The Supreme Court has ruled in favor of the New Haven firefighters in the Ricci case by a vote of 5-4. This was the discrimination case brought by white firefighters (and one Hispanic) who were denied promotion despite being at the top of the list on the test used by the City, because blacks didn’t do well enough on the test to be promoted.
Judge Sotomayor had blessed the actions of the City that the Court struck down today. She did so, moreover, in an opinion that devoted only one paragraph to the merits of the case.
According to Scotusblog, the decision is based on a holding that the City of New Haven cannot be sued for disparate-impact liability. The City had relied on its alleged fear that African-Americans would sue for discrimination if it made promotions based on a test that African-American candidates did not do well enough on. The majority rejected this excuse for racial discrimination on the facts of the case:
We hold only that, under Title VII, before an employer can engage in intentional discrimination for the asserted purpose of avoiding or remedying an unintentional disparate impact, the employer must have a strong basis inevidence to believe it will be subject to disparate-impact liability if it fails to take the race-conscious, discriminatory action….
[T]he record makes clear there is no support for the conclusion that respondents had an objective, strong basis in evidence to find the tests inadequate, with some consequent disparate-impact liability in violation of Title VII.
The opinion is by Justice Kennedy, with Justice Scalia filing a concurring opinion and Justice Alito filing one as well, in which Justices Scalia and Thomas joined. So it may be that the Court did not go as far as perhaps it should have; we’ll see.

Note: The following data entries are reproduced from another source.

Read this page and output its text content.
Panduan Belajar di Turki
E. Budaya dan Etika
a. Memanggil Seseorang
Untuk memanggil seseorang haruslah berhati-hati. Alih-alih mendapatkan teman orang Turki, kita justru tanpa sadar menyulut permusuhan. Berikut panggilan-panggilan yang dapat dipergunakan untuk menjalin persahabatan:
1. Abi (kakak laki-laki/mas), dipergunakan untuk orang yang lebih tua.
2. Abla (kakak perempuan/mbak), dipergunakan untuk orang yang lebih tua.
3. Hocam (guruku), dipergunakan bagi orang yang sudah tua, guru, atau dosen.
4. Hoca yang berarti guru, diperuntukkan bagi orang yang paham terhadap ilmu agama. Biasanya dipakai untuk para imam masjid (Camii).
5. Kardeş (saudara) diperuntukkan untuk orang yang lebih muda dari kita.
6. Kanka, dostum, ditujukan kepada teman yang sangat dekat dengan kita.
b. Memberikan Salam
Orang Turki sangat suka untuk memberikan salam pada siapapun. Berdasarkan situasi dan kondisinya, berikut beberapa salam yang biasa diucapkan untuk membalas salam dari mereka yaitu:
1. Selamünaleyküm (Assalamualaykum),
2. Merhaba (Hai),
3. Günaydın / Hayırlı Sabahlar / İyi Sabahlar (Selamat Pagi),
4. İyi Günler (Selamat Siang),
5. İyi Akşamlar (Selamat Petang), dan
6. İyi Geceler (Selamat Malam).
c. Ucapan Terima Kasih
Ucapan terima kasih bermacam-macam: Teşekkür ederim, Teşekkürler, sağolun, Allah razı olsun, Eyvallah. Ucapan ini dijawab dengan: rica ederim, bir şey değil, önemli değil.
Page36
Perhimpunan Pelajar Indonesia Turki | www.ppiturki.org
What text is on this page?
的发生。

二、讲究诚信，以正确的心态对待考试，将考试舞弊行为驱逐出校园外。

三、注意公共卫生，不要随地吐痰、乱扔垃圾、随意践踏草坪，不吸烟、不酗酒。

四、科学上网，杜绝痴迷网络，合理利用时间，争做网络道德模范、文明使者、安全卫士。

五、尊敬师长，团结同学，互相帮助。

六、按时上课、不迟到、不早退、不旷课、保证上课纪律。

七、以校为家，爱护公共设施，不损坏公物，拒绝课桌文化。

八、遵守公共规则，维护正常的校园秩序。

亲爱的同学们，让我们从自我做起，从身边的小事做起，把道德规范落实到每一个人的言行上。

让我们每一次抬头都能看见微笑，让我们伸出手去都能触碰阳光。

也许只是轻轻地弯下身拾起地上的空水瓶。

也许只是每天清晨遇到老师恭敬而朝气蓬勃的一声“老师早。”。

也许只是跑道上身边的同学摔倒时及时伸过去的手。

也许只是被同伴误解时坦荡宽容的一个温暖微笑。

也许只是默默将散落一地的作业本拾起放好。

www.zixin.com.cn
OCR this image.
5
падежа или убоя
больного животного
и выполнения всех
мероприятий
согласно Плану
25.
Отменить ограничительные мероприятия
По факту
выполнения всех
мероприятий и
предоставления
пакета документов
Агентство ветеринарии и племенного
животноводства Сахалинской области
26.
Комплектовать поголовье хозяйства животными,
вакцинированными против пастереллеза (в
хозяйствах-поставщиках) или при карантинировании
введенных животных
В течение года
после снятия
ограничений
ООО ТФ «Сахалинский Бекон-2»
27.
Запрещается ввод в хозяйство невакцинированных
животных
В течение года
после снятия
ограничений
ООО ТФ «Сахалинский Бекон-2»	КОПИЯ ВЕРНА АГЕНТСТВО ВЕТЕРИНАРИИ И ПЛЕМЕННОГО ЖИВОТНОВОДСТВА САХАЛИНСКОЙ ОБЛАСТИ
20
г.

But this much is clear: the Court devoted 93 pages to a matter that Judge Sotomayor tried to dispose of in a summary order. Moreover, according to Ed Whelan, not a single Justice thought that Judge Sotomayor acted correctly in granting [correction: affirming the grant of] summary judgment for the City of New Haven. [Note: Ed has clarified his post to say that “Ginsburg and the three Justices who joined in her opinion “believe that Sotomayor and the other judges below applied the wrong standard.”]
UPDATE: I’ve read the concurring opinions of Justice Scalia and Justice Alito. They do not express any dissatisfaction with Justice Kennedy’s majority opinion, in which both Justices “join in full.”
Justice Scalia, in his words, “write[s] separately to observe that [the Court's] resolution of this dispute merely postpones the evil day on which the Court will have to confront the question: Whether, or to what extent, are the disparate-impact provisions of Title VII of the Civil Rights Act of 1964 cnossitent with the Constitution’s guarantee of equal protection?” Justice Scalia makes it clear that this question, which “is not an easy one,” was properly not reached in the Ricci.
Justice Alito’s concurrence is dedicated to taking on aspects of Justice Ginsburg dissenting opinion. Here’s how Alito ends his opinion:
Petitioners were denied promotions for which they qualified because of the race and ethnicity of the firefighters who achieved the highest scores on the City’s exam. The District Court threw out their case on summary judgment, even though that court all but conceded that a jury could find that the City’s asserted justification was pretextual. The Court of Appeals then summarily affirmed that decision.
The dissent grants that petitioners’ situation is “unfortunate” and that they “understandably attract this Court’s sympathy.” But “sympathy” is not what petitioners have a right to demand. What they have a right to demand is evenhanded enforcement of the law–of Title VII’s prohibition against discrimination based on race. And that is what, until today’s decision, has been denied them.